BTW I think you need to review the definition of false equivalence.. and stop the whataboutery on Carbon.

cheers, alan

"A logical fallacy in which two completely opposing arguments appear to be logically equivalent when in fact they are not"? (Yes, I looked it up in Wikipedia).

Here is the logical fallacy you're implying, at least as I understand it (correct me if I'm wrong):

Paul Sweet/AMNH is arguing in favor of continued scientific collection. His statement "while we still can" acknowledges that bird populations are declining sharply worldwide. Therefore, scientific collecting is contributing to these population declines.

I believe that's very misleading. If you had other reasons for bringing up "while we still can", please explain.

And yes, bringing up carbon is whataboutery, you are absolutely right.
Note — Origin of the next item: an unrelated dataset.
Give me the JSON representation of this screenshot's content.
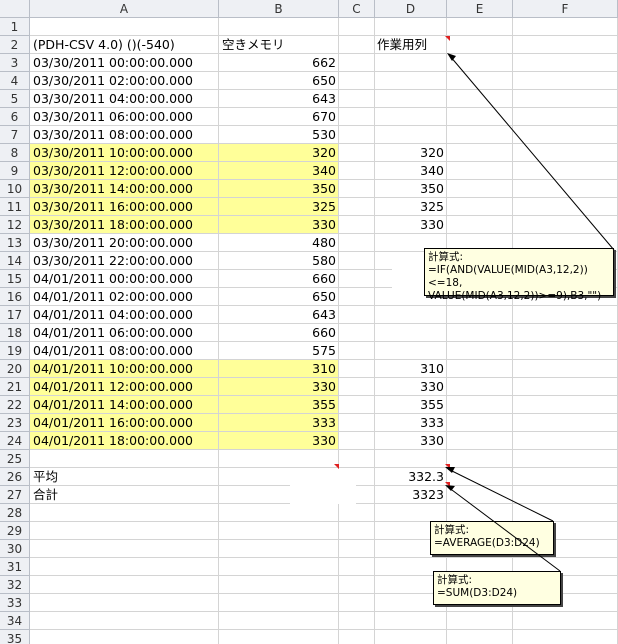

It just seems to me that as birders we should be looking at the behaviors we engage in that contribute to harming the environment (and I engage in some of these enthusiatically, hence the "I shouldn't talk") before pointing the finger at the scientific/museum community who, on the whole, are doing far more for conservation than we birders are.
 
While we can

I take this to mean that collecting effort should be maintained (accelerated?) against as biodiversity 'vanishes' Any collecting effort in small increasingly isolated populations of an already threatened species has a greater potential to adversely impact the viability of a population. That is why, in the UK at least we don't collect rare butterflies in (now) isolated habitats.

Nobody should be collecting Bugun Liocichla or the critically endangered Blue-throated Hillstar http://www.bioone.org/doi/10.1642/AUK-18-58.1 where other threats are severe and ongoing and unquantified for the same reasons. Some lovely reasoning in the Hillstar paper, summarised as 'it was acceptable to collect the species because when we collected one, another one took its place.' I'm not sure what would have happened to the justification if that hadn't proved to be the case!

Anyone want to collect a few Bugun Liocichla and see what happens?